Banarasi. A word that triggers countless memories – paans, bylanes, Gangaji, Ramleelas but especially my nani and her collection of Benarasi silk saris.
This sari of my nani was passed down to my mother, who never wore it saying it was too bright for her taste. While cleaning during Diwali, my mother took it out along with the rest of her stunning trousseau for a daylong ‘hawa dikhana’. The beautiful fabrics spread across her bed were folded and safely tucked in again by the evening. Those were my favorite Diwali cleaning days. Touching the rich textures and letting it slip in my little clammy hands in awe and wonderment, I would promise myself every time, that one day I will wear them - like mother, like daughter. And, on my engagement day, this particular one, I did.
As kids, my brother and I often dashed to answer doorbells around the festival of Diwali. My brother liked cashews and I liked tin boxes that carried mithais (sweets). Once the sweets were finished, these boxes stored my crayons, pieces from my kitchen set and many such treasured belongings. On a recent visit to my mother’s place, I saw my old box now housing a bunch of keys to forgotten locks.
In my house, this image wasn't an unusual sight.
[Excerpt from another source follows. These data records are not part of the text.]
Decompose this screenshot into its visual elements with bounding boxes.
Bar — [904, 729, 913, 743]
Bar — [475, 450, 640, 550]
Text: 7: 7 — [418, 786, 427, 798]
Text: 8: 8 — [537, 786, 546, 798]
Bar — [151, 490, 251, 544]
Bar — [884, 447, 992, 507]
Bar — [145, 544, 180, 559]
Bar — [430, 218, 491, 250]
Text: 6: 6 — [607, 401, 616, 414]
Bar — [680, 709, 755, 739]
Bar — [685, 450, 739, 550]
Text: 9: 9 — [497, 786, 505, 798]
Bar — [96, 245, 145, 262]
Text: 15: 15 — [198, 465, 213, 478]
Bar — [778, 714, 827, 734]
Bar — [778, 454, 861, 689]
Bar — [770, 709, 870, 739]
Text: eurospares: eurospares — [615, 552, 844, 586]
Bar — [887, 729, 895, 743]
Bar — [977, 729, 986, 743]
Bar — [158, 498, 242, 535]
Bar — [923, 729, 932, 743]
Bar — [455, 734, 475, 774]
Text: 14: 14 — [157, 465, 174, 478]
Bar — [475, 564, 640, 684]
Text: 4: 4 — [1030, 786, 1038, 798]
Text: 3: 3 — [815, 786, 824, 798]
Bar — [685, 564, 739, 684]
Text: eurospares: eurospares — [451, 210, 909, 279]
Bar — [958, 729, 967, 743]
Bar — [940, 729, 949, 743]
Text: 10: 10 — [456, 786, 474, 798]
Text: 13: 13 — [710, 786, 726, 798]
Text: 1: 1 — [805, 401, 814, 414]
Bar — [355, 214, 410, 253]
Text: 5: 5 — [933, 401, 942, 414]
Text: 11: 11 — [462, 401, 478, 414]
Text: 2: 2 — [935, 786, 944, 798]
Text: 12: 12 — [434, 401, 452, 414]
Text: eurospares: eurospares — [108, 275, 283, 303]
The toothpaste from the bathroom met the belan from the kitchen at the fag end of its life. Whatever was left was squeezed out of the tube and somehow it was always magically sufficient for the family of four to brush from.
'Mitvyayi bano' remarked my mother ever so often while I frowned upon this practice in my teens. Years later, I follow the same ritual, attempting to keep the promise of being frugal.
books I never read, books that never made me.
the ones that I bought from sleepy stores,
the ones I borrowed & never returned back.
this pile has a life of its own, it breathes and grows,
few inches each month.
they promise a read and I promise to read,
each time we glance at each other.
A quintessential sight in most Indian households. After many jam-bread tiffins, the marmalade bottles end up having the same fate. Storing batches of homemade pickles.
Who would have thought a boring bank planner could withhold such exquisite writings. How wonderful is its fate to not be scribbled with procrastinated to-do lists and anxiously written meeting schedules. Imprinted with love, poetry and fragrance of history, this one houses itself in my husband's grandfather's home.
So my first teddy wasn't the Archie’s kind - fluffy, soft, baby pink with a brown nose. Mine was this technicolour one without a nose. He had always been without a nose, it was my elder brother's hand-me-down toy and I nurtured a love-hate relationship with him.
Then as the brand new pink Barbie made its way into my life, it lay deep inside my toy basket, hidden beneath the new additions. The watch, again a hand-me-down from my mother, was my first watch. It lacked in design to cater to a teenage girl. My classmates wore the bright coloured, big dial watches whereas I wore the Mary Jane, so-not-cool one. My mother in both cases argued, "It serves the purpose".
Frankly, they both did, they did stand the test of time and are few of my most treasured possessions.
To find traces of your parents in the yesteryear photographs. From monochrome to sepia, I can map their advancing years. I look closely and find hints of myself - the narrow chin, the thin hair and the long fingers.
The back of these prints carry the stories of the images- a long lost friend’s vacation in Sikkim, the news of the arrival of a newborn of a distant cousin and my 19 year-old mother’s description of her first solo trip.